Pemalsu BPKB Rayakan Malam Tahun Baru Di Hotel Prodeo

261

Komplotan pemalsu BPBK saat menjalani pemeriksaan di Mapolres Grobogan. Foto : Felek Wahyu

GROBOGAN- Empat orang yang tergabung dalam komplotan pemalsu Bukti Pemilik Kendaraan Bermotor (BPKB) berhasil diringkus petugas Sat Reskrim Polres Grobogan. Dari empat tersangka, ketiganya warga Kecamatan Sumber, Kabupaten Rembang. Yakni Abu Ndorin, Wahyu Pramono dan Sugianto. Serta seorang perempuan bernama Siti Chotijah warga Desa Bandungsari, Kecamatan Ngaringan.

Dari tangan para tersangka ditemukan 25 BPKB palsu. Sekilas, BPKB yang mereka buat mempunyai kemiripan dengan BPKB aslinya.

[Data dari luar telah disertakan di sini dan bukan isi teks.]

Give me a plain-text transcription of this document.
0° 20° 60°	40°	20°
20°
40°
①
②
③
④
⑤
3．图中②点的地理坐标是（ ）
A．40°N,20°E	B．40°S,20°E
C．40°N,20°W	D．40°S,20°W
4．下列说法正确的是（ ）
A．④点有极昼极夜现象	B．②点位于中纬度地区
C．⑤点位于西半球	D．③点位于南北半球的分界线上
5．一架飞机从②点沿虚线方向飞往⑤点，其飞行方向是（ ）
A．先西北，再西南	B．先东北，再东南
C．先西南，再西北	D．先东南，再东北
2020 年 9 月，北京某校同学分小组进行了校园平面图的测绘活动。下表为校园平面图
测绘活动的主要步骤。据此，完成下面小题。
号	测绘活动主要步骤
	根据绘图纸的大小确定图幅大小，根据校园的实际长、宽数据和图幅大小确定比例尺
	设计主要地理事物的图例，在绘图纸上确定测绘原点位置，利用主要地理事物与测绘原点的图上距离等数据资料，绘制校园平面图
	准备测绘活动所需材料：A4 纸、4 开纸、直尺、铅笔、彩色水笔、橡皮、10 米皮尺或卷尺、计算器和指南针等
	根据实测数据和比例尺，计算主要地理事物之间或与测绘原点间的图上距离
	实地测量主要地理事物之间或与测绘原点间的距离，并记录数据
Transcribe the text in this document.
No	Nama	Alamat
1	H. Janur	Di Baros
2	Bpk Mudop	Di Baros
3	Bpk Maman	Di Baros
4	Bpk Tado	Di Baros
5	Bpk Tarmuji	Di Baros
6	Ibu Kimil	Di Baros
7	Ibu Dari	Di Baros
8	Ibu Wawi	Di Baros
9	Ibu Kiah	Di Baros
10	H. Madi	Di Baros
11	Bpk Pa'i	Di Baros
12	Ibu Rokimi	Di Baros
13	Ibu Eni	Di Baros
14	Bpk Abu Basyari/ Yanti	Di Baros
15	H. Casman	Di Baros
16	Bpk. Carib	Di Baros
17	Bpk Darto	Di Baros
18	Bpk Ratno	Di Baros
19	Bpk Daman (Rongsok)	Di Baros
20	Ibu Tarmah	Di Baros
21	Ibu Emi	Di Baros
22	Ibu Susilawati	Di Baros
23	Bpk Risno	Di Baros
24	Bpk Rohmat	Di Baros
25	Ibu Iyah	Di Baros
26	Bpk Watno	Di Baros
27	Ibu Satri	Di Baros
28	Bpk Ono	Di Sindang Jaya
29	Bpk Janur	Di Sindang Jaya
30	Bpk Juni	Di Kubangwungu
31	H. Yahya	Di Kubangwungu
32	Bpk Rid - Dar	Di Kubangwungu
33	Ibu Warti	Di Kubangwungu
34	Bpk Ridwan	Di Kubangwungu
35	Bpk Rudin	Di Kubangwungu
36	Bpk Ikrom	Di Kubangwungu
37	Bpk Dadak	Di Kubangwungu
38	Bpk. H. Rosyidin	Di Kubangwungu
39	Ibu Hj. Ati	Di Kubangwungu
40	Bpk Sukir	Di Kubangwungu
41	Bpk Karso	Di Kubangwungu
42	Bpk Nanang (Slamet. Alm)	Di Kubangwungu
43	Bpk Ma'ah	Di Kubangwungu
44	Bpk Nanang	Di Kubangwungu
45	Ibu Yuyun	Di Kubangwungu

Yakni terdapat hologram didalamnya yang membuat sejumlah koperasi yakin bahwa BPKB tersebut asli dan layak menjadi jaminan pinjaman uang.

Kronologi bermula ketika, di sebuah KSP di Jalan Diponegoro, Purwodadi curiga dengan jaminan BPKB bernopol K 9028 AL yang digunakan sebagai agunan. BPKB tersebut diduga palsu. Karena itu, pihaknya langsung melaporkan hal tersebut ke Polres Grobogan.

Mendapatkan informasi tersebut, pihak kepolisian mengecek BPKB tersebut. Dari hasil pemeriksaan, BPKB itu memang palsu. Kemudian, tim Satreskrim Polres Grobogan dan Subdit III Jatanras Krimum Polda Jateng melakukan penangkapan kepada pelaku awal yakni Siti Chotijah, peminjam dana yang menggunakan BPKB palsu tersebut pada koperasi yang bersangkutan.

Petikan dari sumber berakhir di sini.